パグやフレンチブルドッグなどの短頭種は、老犬の鼻づまりと何が違いますか?
▼パグ、フレンチブルドッグ、シーズー、ボストンテリアなどの短頭種は、鼻の穴が狭く気道の構造が複雑なため、若い頃から鼻づまりやいびきが起きやすい犬種です。これは「短頭種気道症候群」と呼ばれる犬種特有の構造的な問題であり、老化とは別の原因です。

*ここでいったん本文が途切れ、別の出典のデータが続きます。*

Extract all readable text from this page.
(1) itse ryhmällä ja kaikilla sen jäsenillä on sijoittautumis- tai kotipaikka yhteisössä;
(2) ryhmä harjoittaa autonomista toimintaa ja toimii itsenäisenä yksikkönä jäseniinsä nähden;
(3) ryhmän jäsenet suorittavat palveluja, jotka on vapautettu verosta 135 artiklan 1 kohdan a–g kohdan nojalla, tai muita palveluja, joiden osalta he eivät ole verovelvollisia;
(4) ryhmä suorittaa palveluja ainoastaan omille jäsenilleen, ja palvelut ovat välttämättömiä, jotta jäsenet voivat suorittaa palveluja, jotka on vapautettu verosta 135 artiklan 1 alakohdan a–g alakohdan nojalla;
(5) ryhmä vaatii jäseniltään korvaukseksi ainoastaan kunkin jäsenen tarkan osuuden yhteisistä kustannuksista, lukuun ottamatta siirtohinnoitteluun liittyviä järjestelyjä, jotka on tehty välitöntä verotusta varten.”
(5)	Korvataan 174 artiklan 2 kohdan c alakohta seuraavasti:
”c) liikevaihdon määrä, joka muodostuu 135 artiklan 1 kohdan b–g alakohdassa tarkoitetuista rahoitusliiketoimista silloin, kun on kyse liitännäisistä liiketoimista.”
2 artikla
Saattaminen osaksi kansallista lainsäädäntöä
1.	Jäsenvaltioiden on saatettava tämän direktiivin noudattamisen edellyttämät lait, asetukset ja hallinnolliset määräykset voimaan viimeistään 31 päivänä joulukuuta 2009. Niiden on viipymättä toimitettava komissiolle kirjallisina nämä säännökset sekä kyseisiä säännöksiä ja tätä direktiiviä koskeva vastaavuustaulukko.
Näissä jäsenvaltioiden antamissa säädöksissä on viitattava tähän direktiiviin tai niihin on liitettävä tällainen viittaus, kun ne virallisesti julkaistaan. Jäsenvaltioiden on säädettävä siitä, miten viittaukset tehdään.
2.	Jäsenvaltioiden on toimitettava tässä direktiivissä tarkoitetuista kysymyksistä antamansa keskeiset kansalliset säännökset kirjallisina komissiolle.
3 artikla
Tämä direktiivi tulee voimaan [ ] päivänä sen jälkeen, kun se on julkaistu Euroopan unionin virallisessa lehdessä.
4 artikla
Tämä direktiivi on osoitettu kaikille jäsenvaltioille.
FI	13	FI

ただし、短頭種が老犬になると、もともと狭い気道に加齢による粘膜の乾燥や歯周病、腫瘍などの問題が重なり、鼻づまりがさらに深刻化しやすくなります。短頭種の飼い主さんは「うちの子はもともとフガフガしているから」と見慣れてしまい、病気のサインを見逃しやすい傾向があります。普段のフガフガ音が以前より明らかに大きくなった、寝ているときの呼吸が止まるように見える、鼻水の色が変わったなどの変化が出たら、「いつものこと」と片付けずに動物病院で確認してもらうことが大切です。
まとめ|老犬の鼻づまりは早期対応がカギ
「おかしいな」と感じたときの早めの行動が、愛犬を守ります
老犬の鼻づまりは「年のせいだから仕方ない」と見過ごされがちですが、その裏には歯周病や鼻腔内腫瘍、副鼻腔炎といった深刻な病気が隠れている可能性があります。この記事で解説したポイントを振り返り、飼い主さんが今日からできることを整理しておきましょう。
🚨 まず確認すべきは危険サインの有無
口を開けた呼吸、鼻血、黄色〜緑の膿性鼻水、顔の腫れや左右非対称、元気・食欲の明らかな低下──この5つのうちひとつでも当てはまれば、様子を見ずに動物病院を受診してください。逆に、透明でサラサラの鼻水が少量出ている程度で元気も食欲もあるなら、ひとまず経過観察で問題ありません。自宅でのティッシュチェックや鼻水の写真撮影は、受診の判断材料として役立ちます。
🔍 老犬には老犬特有の原因がある
加齢による粘膜の乾燥、長年蓄積した歯周病、高齢になるほど発生率が上がる鼻腔内腫瘍など、若い犬とはリスクの内容が異なります。鼻水の色は危険度の目安になりますので、透明なら経過観察、黄色〜緑なら早めの受診、血液が混じるなら緊急受診と覚えておいてください。
🏡 家庭ケアと予防も飼い主さんの大切な役割
室内の湿度を50〜60%に保つこと、蒸しタオルで鼻まわりを温めること、フードを温めて匂いを立たせることなど、手軽にできるケアで愛犬の負担を軽減できます。一方で、人間用の薬の投与、鼻吸い器での強引な吸引、刺激の強いアロマオイルの使用は絶対に避けてください。日頃からの歯磨き習慣、年2回の定期健診、室内環境の整備が、鼻づまりの予防と早期発見につながります。
老犬は体力の余力が少なく、症状が急速に悪化することがあります。「おかしいな」と感じたときの早めの行動が、愛犬の命と生活の質を守る最大のカギです。この記事が、大切な愛犬との暮らしに少しでもお役に立てれば幸いです。